JawaPos.com - Perkembangan teknologi artificial intelligence (AI) terus mendorong percepatan transformasi digital di berbagai sektor. Dari efisiensi operasional hingga analisis data yang lebih presisi, AI kini menjadi fondasi penting dalam strategi bisnis modern.

Namun di balik peluang besar tersebut, muncul ancaman baru yang tidak bisa diabaikan. Tren AI yang semakin masif justru berjalan beriringan dengan meningkatnya risiko siber, seiring kompleksitas infrastruktur teknologi yang terus bertambah.

“Banyak perusahaan fokus memanfaatkan AI untuk efisiensi, tapi lupa bahwa teknologi yang sama juga digunakan oleh hacker. Pertanyaannya bukan lagi apakah akan diserang, tapi kapan,” ujar Clara Hsu, Indonesia Country Manager Synology Inc. di acara media gathering di Jakarta, Selasa (14/4).

Menurutnya, AI kini bukan lagi teknologi eksperimental. Investasi global yang terus meningkat menandakan bahwa AI telah menjadi motor utama percepatan digitalisasi.

Namun, di saat yang sama, AI juga dimanfaatkan pelaku kejahatan siber untuk meningkatkan efektivitas serangan. Proses yang sebelumnya dilakukan manual kini dapat diotomatisasi, mulai dari pemetaan sistem hingga penyusunan pola serangan.

“AI membuat serangan menjadi lebih cepat, lebih personal, dan lebih sulit dideteksi. Ini yang membuat ancaman siber hari ini jauh berbeda dari sebelumnya,” jelas Clara.

Metode serangan seperti phishing, pencurian kredensial, dan ransomware masih menjadi ancaman utama. Namun, pendekatannya kini jauh lebih canggih.

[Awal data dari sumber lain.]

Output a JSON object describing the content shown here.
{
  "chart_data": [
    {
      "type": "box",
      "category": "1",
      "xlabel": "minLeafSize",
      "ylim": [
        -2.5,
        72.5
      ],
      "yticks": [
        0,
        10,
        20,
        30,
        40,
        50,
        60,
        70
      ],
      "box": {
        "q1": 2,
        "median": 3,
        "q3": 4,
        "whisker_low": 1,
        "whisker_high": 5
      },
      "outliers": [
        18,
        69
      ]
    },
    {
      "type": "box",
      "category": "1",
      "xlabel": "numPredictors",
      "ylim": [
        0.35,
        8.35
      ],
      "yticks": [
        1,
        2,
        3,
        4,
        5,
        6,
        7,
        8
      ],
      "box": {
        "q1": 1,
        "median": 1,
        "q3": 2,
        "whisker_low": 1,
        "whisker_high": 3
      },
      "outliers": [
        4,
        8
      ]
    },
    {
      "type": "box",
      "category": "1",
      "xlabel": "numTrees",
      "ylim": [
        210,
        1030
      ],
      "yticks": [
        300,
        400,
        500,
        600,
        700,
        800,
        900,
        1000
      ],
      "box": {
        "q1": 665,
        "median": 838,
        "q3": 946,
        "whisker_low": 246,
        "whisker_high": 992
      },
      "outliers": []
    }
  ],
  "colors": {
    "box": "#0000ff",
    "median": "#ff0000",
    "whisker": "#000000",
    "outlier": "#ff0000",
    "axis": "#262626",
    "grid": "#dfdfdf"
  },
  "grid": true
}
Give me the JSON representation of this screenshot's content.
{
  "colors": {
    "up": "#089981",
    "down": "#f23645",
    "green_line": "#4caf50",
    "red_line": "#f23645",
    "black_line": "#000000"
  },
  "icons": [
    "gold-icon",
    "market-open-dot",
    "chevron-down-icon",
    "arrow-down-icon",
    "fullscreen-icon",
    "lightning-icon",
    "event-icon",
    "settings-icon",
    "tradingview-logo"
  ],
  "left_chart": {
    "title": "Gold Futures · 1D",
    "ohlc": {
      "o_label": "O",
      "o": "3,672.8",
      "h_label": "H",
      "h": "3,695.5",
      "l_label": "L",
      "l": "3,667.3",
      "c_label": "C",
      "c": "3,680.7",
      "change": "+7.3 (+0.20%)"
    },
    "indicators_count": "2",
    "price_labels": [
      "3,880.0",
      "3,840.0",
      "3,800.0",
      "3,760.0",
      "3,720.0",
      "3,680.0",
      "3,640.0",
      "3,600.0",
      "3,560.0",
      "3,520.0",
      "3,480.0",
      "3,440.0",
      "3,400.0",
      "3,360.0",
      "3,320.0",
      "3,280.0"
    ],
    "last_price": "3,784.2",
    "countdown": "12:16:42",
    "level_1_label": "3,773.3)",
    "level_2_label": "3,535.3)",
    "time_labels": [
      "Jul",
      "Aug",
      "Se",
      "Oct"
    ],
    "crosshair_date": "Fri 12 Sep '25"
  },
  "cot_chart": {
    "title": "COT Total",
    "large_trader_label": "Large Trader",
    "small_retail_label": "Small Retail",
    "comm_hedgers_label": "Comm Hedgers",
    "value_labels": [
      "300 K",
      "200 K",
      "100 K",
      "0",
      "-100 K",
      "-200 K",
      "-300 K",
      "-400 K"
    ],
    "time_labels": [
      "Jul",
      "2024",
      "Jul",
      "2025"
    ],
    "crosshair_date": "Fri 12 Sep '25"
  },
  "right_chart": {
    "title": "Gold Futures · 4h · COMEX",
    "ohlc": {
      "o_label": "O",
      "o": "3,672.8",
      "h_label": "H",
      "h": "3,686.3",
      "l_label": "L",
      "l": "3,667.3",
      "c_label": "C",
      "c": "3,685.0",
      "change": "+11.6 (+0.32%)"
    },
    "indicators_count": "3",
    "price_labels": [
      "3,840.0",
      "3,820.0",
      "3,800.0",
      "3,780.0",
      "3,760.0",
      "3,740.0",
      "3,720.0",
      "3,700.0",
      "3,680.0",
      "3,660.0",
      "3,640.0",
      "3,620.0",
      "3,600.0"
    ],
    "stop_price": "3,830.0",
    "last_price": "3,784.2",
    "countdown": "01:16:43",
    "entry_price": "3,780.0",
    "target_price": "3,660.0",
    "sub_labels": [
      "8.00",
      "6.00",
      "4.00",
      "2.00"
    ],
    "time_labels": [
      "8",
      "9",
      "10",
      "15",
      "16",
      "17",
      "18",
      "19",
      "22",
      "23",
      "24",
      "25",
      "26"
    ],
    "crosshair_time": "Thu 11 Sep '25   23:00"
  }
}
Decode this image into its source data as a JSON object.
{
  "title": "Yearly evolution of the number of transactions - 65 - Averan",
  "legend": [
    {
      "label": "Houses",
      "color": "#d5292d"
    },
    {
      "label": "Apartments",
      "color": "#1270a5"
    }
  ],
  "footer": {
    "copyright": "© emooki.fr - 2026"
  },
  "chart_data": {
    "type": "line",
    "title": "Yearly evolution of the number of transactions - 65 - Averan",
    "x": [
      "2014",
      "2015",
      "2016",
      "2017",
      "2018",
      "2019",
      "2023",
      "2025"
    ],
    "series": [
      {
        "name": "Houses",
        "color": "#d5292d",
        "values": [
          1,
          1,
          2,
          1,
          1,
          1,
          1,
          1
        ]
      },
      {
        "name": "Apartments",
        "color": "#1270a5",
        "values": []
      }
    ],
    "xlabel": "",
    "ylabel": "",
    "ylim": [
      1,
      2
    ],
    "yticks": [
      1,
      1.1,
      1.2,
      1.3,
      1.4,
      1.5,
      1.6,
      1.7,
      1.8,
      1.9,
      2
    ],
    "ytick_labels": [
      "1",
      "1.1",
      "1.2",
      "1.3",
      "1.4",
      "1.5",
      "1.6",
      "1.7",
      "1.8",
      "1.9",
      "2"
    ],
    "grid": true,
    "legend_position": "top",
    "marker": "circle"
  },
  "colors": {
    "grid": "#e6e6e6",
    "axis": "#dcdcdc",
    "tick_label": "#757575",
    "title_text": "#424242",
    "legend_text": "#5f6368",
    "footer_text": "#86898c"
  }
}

Dengan bantuan AI, serangan phishing dapat dirancang sangat personal, mulai dari meniru gaya komunikasi hingga menyesuaikan konteks pekerjaan target. Hal ini membuat korban lebih mudah terkecoh.

Tak berhenti di situ, setelah berhasil masuk ke sistem, pelaku kerap tidak langsung menyerang. Mereka justru menunggu waktu paling krusial, seperti periode sibuk bisnis, untuk meluncurkan serangan ransomware agar dampaknya maksimal.

Ancaman siber kini tidak lagi mengenal skala. Sektor finansial, pemerintahan, manufaktur hingga kesehatan sama-sama menghadapi risiko yang tinggi.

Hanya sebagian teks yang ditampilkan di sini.